Roms Bürgermeisterin will Schnellverfahren zu Falschaussage

Die römische Bürgermeisterin Virginia Raggi will sich einem Schnellverfahren unterziehen. Damit hoffe sie, so rasch wie möglich ihre Unschuld zu beweisen, schrieb Raggi am Mittwoch auf Facebook. Die populistische Bürgermeisterin muss am 9. Jänner wegen Falschaussage vor Gericht.
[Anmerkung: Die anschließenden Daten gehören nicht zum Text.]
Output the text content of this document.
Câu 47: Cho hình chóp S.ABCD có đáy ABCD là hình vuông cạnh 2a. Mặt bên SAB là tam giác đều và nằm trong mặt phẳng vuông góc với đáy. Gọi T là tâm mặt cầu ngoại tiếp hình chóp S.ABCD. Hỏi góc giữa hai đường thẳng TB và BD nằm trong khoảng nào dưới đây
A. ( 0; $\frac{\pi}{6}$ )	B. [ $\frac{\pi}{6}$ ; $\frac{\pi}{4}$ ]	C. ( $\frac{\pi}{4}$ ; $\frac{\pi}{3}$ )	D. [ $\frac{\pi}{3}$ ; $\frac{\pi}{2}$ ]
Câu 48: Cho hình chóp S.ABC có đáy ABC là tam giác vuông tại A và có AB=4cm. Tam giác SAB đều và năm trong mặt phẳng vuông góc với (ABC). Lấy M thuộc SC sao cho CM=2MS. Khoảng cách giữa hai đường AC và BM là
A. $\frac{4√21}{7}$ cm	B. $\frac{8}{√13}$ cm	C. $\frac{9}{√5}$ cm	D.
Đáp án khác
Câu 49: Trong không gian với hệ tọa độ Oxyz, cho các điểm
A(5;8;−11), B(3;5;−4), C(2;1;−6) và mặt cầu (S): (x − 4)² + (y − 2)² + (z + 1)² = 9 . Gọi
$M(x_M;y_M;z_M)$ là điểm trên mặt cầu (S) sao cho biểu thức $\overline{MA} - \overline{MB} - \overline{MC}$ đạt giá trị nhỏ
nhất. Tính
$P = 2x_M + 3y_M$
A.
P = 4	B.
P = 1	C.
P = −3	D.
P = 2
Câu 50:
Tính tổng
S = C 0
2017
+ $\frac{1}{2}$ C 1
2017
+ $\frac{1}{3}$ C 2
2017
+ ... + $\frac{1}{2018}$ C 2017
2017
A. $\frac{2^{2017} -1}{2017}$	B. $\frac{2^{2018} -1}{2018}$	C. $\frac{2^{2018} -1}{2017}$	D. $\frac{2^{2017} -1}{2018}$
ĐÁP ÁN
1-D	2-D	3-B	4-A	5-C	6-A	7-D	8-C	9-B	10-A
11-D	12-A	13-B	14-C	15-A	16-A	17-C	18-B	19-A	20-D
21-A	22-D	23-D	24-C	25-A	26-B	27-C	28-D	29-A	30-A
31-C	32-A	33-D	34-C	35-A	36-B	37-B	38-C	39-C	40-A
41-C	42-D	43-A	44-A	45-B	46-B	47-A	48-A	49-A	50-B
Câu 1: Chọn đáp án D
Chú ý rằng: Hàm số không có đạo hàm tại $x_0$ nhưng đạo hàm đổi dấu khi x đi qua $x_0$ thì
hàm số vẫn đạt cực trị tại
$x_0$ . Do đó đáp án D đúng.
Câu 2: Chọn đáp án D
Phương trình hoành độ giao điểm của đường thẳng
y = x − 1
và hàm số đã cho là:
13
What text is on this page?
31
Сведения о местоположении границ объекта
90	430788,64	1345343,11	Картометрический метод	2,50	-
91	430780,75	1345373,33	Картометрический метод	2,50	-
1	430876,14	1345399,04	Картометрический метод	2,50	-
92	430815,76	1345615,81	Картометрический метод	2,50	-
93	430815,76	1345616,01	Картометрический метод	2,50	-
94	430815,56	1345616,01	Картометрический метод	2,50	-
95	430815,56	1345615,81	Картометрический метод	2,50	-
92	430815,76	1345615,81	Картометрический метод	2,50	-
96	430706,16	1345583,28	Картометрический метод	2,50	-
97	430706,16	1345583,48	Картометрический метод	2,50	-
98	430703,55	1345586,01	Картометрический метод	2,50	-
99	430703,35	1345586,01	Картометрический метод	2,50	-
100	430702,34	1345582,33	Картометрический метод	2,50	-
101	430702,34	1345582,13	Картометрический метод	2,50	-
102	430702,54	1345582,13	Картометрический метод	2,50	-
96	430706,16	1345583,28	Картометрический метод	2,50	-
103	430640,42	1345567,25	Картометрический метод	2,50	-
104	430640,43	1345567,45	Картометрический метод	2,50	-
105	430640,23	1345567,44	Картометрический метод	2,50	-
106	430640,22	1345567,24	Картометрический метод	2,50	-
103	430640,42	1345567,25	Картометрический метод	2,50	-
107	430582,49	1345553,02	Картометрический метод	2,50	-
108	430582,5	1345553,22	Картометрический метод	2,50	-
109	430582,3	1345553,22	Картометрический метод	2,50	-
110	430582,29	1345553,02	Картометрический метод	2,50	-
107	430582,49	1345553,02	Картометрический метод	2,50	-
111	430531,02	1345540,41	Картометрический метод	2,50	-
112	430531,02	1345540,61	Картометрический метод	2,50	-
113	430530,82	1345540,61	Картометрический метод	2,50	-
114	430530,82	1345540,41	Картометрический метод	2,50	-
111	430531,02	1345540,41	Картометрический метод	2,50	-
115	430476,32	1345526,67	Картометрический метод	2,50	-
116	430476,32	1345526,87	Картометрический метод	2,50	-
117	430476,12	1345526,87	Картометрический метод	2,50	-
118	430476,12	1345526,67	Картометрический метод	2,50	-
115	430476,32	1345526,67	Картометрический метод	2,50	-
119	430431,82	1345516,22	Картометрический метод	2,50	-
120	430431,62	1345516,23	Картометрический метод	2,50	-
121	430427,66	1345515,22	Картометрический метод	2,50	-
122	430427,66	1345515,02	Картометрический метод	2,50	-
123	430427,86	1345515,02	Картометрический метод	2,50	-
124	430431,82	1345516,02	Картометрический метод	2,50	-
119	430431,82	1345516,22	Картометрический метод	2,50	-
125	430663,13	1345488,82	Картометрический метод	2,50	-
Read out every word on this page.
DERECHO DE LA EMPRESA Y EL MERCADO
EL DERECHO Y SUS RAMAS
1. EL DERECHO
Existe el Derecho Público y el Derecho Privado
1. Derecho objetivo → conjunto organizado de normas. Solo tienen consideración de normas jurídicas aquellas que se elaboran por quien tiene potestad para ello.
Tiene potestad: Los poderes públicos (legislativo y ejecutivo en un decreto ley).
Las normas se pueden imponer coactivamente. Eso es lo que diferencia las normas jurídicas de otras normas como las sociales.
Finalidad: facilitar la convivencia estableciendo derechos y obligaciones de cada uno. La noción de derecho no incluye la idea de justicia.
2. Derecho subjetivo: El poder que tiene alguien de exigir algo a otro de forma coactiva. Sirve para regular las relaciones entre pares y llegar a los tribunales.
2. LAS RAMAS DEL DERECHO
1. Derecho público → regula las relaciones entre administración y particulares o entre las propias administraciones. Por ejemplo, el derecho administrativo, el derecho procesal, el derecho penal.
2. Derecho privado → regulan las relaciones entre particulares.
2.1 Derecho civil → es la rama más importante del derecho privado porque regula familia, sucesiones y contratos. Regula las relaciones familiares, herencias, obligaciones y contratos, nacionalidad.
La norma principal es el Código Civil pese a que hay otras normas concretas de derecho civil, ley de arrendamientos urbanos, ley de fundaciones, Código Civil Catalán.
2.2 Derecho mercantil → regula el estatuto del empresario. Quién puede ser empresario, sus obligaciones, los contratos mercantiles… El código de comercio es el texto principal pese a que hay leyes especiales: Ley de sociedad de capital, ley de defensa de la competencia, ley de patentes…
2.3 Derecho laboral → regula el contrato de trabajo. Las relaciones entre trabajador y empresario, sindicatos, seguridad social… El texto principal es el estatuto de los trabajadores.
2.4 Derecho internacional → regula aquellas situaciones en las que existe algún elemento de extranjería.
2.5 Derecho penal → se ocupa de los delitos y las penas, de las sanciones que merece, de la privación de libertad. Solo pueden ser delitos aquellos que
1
Virginia Raggi rechnet mit Freispruch SN/APA (AFP)/TIZIANA FABI
Virginia Raggi rechnet mit Freispruch

"Ich bin sicher, dass ich freigesprochen werde. Ich vertraue der Justiz", so die seit Juni 2016 amtierende Bürgermeisterin. Raggi soll Renato Marra, dem Bruder des im Dezember 2016 festgenommenen Personalchefs der Gemeinde Rom, Raffaele Marra, einen Job als Chef des Tourismussektors beschafft und vor der Antikorruptionsbehörde falsche Angaben zu diesem Fall gemacht haben. Raffaele Marra war wegen Korruption festgenommen worden.

Raggi war auch des Amtsmissbrauchs verdächtigt worden. Dieser Vorwurf wurde von der römischen Staatsanwaltschaft jedoch fallen gelassen. Die Ermittlungen gegen Raggi hatten die Fünf-Sterne-Bewegung um den Starkomiker Beppe Grillo, die sich Ehrlichkeit und Transparenz in der Politik auf die Fahne geschrieben hat, schwer getroffen.